Among the non-classic cardiovascular disease risk factors in end-stage renal disease patients on chronic hemodialysis (HD), plasma fibrinogen, D-dimer, and von Willebrand factor (vWf) levels are potential markers of cardiovascular morbidity. We designed this case-control study to investigate their validity and any differences between them.
Twenty-five HD patients (18 males, mean age: 63, range: 52-69 years) comprised the group with prevalent cardiovascular disease (CVD) and 50 HD patients (35 males, mean age: 62, range: 40-77 years) with non-evident cardiovascular disease history constituted the second study group. Twenty-five healthy non-smoking volunteers served as controls for comparison with the study groups.

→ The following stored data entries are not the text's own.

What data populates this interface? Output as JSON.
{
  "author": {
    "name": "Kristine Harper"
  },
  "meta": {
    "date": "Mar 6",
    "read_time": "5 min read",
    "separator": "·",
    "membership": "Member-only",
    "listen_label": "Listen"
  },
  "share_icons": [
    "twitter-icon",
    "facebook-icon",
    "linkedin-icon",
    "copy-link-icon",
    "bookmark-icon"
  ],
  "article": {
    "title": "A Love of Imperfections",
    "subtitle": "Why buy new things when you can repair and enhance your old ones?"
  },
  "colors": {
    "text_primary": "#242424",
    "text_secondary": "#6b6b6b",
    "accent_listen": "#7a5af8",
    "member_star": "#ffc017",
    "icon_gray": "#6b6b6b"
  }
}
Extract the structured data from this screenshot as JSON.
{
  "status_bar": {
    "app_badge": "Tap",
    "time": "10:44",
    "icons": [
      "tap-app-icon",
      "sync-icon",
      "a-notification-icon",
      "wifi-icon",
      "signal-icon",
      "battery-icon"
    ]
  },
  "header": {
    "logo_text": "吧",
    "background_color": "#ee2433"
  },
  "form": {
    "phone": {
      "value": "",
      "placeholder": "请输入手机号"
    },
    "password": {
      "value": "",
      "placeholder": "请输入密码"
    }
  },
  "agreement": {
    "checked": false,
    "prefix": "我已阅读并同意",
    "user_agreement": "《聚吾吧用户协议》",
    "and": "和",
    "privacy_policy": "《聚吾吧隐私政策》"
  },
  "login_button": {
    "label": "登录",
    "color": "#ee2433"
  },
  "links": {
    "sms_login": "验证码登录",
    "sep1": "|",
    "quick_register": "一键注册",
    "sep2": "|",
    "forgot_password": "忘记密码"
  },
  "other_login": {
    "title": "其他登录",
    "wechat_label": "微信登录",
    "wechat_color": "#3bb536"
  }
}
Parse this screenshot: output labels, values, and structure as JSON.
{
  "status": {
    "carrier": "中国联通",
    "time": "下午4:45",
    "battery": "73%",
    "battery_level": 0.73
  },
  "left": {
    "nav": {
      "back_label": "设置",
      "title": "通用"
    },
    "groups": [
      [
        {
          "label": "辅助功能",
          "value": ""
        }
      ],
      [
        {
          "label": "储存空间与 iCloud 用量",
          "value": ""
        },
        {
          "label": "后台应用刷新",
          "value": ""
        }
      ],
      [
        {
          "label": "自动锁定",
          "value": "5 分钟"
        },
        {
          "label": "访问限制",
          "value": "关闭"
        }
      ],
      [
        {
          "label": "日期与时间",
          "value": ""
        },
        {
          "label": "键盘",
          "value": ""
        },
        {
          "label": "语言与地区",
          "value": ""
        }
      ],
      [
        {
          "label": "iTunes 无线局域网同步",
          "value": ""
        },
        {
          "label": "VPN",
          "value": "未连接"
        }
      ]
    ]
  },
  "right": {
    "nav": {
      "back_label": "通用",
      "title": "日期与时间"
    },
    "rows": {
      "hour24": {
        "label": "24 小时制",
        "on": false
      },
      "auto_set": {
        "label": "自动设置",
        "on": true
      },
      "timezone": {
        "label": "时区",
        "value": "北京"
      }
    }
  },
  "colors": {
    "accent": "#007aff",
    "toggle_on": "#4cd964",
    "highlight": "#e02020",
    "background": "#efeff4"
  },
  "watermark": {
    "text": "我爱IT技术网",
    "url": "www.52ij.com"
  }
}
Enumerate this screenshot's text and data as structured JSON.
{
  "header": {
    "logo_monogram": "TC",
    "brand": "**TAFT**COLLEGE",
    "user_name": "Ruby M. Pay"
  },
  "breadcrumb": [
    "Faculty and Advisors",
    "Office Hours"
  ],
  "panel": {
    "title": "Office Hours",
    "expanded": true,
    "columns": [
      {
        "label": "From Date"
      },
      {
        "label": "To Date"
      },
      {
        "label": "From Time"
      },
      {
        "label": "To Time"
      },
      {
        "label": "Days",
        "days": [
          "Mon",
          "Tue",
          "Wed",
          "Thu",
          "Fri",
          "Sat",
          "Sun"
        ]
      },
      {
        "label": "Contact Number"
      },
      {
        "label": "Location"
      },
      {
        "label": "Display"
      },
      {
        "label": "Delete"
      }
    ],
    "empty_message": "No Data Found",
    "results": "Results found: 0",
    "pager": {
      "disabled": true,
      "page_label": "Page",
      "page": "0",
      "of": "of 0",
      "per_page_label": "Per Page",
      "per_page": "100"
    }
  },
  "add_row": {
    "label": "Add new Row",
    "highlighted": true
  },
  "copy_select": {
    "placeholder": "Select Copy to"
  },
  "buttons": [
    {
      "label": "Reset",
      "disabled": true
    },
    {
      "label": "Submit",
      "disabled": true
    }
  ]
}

Patients with CVD had significantly higher concentrations of plasma fibrinogen, D-dimer, and vWf than patients without incident CVD. All three parameters correlated positively with cardiovascular morbidity, i.e. fibrinogen (r=0.378, P<0.001), logDD (r=0.70, P<0.001), vWf (r=0.214, P<0.001), and logCRP (r=0.704, P<0.001). Among them, D-dimer exhibited the characteristics most coherent with CVD. The age- and sex-adjusted odds ratio (OR) of D-dimer for the presence of CVD was 2.0, which did not change appreciably when adjustments for several pathophysiological clusters of variables were made, except for a marginal reduction in OR following adjustment for markers of inflammation.
Among the coagulation molecules studied, plasma D-dimer levels exhibited the characteristics most coherent with associated CVD and were found to be strongly and independently associated with the prevalence of CVD in HD patients.